4.      Related Party Transactions

 

Founder Shares

 

On November 6, 2015, the Sponsor purchased 11,500,000 shares (the “Founder Shares”) of Class B common stock, par value $0.0001 per share (the “Class B Common Stock”), for an aggregate purchase price of $25,000, or approximately $0.002 per share. In February 2016, the Sponsor transferred 40,000 Founder Shares to each of the Company’s independent directors (together with the Sponsor, the “Initial Stockholders”) at their original purchase price. On February 24, 2016, the Company effected a stock dividend of approximately 0.125 shares for each outstanding share of Class B Common Stock, resulting in the initial stockholders holding an aggregate of 12,937,500 Founder Shares. On April 8, 2016, following the expiration of the underwriters’ remaining over-allotment option in connection with the Public Offering, the Sponsor forfeited 437,500 Founder Shares, so that the remaining 12,500,000 Founder Shares held by the Initial Stockholders would represent 20.0% of the issued and outstanding shares of common stock. As used herein, unless the context otherwise requires, “Founder Shares” shall be deemed to include the shares of Class A Common Stock issuable upon conversion thereof. The Founder Shares are identical to the Class A Common Stock included in the Units sold in the Public Offering except that the Founder Shares automatically convert into shares of Class A Common Stock at the time of the Initial Business Combination and are subject to certain transfer restrictions, as described in more detail below.
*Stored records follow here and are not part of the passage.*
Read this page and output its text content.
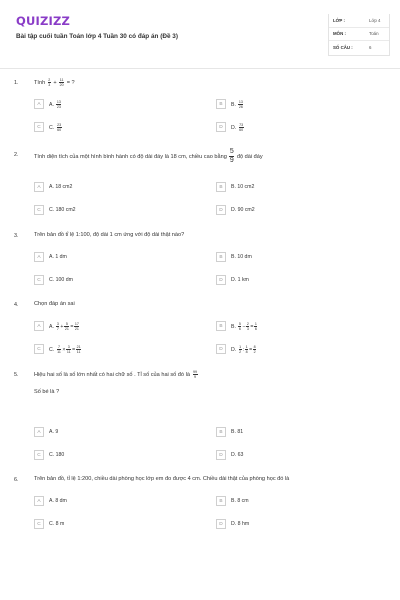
QUIZIZZ
Bài tập cuối tuần Toán lớp 4 Tuần 30 có đáp án (Đề 3)
LỚP :	Lớp 4
MÔN :	Toán
SỐ CÂU :	6
1.	Tính $\frac{2}{3} + \frac{11}{20}$ = ?
A	A. $\frac{13}{23}$	B	B. $\frac{13}{26}$
C	C. $\frac{23}{60}$	D	D. $\frac{73}{60}$
2.	Tính diện tích của một hình bình hành có độ dài đáy là 18 cm, chiều cao bằng $\frac{5}{9}$ độ dài đáy
A	A. 18 cm2	B	B. 10 cm2
C	C. 180 cm2	D	D. 90 cm2
3.	Trên bản đồ tỉ lệ 1:100, độ dài 1 cm ứng với độ dài thật nào?
A	A. 1 dm	B	B. 10 dm
C	C. 100 dm	D	D. 1 km
4.	Chọn đáp án sai
A	A. $\frac{3}{7} + \frac{5}{21} = \frac{17}{21}$	B	B. $\frac{5}{6} - \frac{2}{3} = \frac{1}{6}$
C	C. $\frac{7}{11} \times \frac{3}{11} = \frac{21}{11}$	D	D. $\frac{1}{2}$ : $\frac{1}{8} = \frac{8}{2}$
5.	Hiệu hai số là số lớn nhất có hai chữ số . Tỉ số của hai số đó là $\frac{99}{9}$
Số bé là ?
A	A. 9	B	B. 81
C	C. 180	D	D. 63
6.	Trên bản đồ, tỉ lệ 1:200, chiều dài phòng học lớp em đo được 4 cm. Chiều dài thật của phòng học đó là
A	A. 8 dm	B	B. 8 cm
C	C. 8 m	D	D. 8 hm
Holders of Founder Shares may also elect to convert their shares of Class B Common Stock into an equal number of shares of Class A Common Stock, subject to adjustment, at any time.

 

The Company’s Initial Stockholders have agreed, subject to limited exceptions, not to transfer, assign or sell any of their Founder Shares until the earlier to occur of: (A) one year after the completion of the Initial Business Combination or (B) subsequent to the Initial Business Combination, (x) if the last sale price of the Class A Common Stock equals or exceeds $12.00 per share (as adjusted for stock splits, stock dividends, reorganizations, recapitalizations and the like) for any 20 trading days within any 30 trading day period commencing at least 150 days after the Initial Business Combination, or (y) the date on which the Company completes a liquidation, merger, stock exchange or other similar transaction that results in all of the Company’s stockholders having the right to exchange their shares of common stock for cash, securities or other property.

 

Private Placement Warrants

 

The Sponsor purchased an aggregate of 8,000,000 Private Placement Warrants at a price of $1.50 per whole warrant ($12,000,000 in the aggregate) in a private placement that occurred simultaneously with the closing of the Public Offering. Each whole Private Placement Warrant is exercisable for one whole share of Class A Common Stock at a price of $11.50 per share. A portion of the purchase price of the Private Placement Warrants was added to the proceeds from the Public Offering held in the Trust Account such that at the closing of the Public Offering $500,000,000 was placed in the Trust Account. If the Initial Business Combination is not completed within 24 months from the closing of the Public Offering, the proceeds from the sale of the Private Placement Warrants held in the Trust Account will be used to fund the redemption of the Public Shares (subject to the requirements of applicable law) and the Private Placement Warrants will expire worthless. The Private Placement Warrants are non-redeemable and exercisable on a cashless basis so long as they are held by the Sponsor or its permitted transferees.

 

The Sponsor has agreed, subject to limited exceptions, not to transfer, assign or sell any of the Private Placement Warrants until 30 days after the completion of the Initial Business Combination.

 

Registration Rights 

 

The holders of Founder Shares, Private Placement Warrants and warrants that may be issued upon conversion of working capital loans, if any, are entitled to registration rights (in the case of the Founder Shares, only after conversion of such shares to shares of Class A Common Stock) as stated in the registration rights agreement signed on the date of the prospectus for the Public Offering. These holders are entitled to certain demand and “piggyback” registration rights.

 

However, the registration rights agreement provides that the Company will not permit any registration statement filed under the Securities Act to become effective until termination of the applicable lock-up period for the securities to be registered. The Company will bear the expenses incurred in connection with the filing of any such registration statements.

 

Related Party Loans 

 

On November 6, 2015, the Sponsor agreed to loan the Company an aggregate of up to $300,000 to cover expenses related to the Public Offering pursuant to a promissory note (the “Note”). This loan was non-interest bearing and payable on the earlier of March 31, 2016 or the completion of the Public Offering. On November 10, 2015, the Company borrowed $150,000 under the Note. In February 2016, the Company borrowed the remaining $150,000 under the Note. On February 29, 2016, the full $300,000 balance of the Note was repaid to the Sponsor.

 

Administrative Support Agreement

 

On February 23, 2016, the Company entered into an administrative support agreement pursuant to which it agreed to pay an affiliate of the Sponsor a total of $10,000 per month for office space, utilities and secretarial and administrative support. Upon completion of the Initial Business Combination or the Company’s liquidation, the Company will cease paying these monthly fees. For the period ended March 31, 2016, the Company paid the affiliate of the Sponsor $10,000 for such services.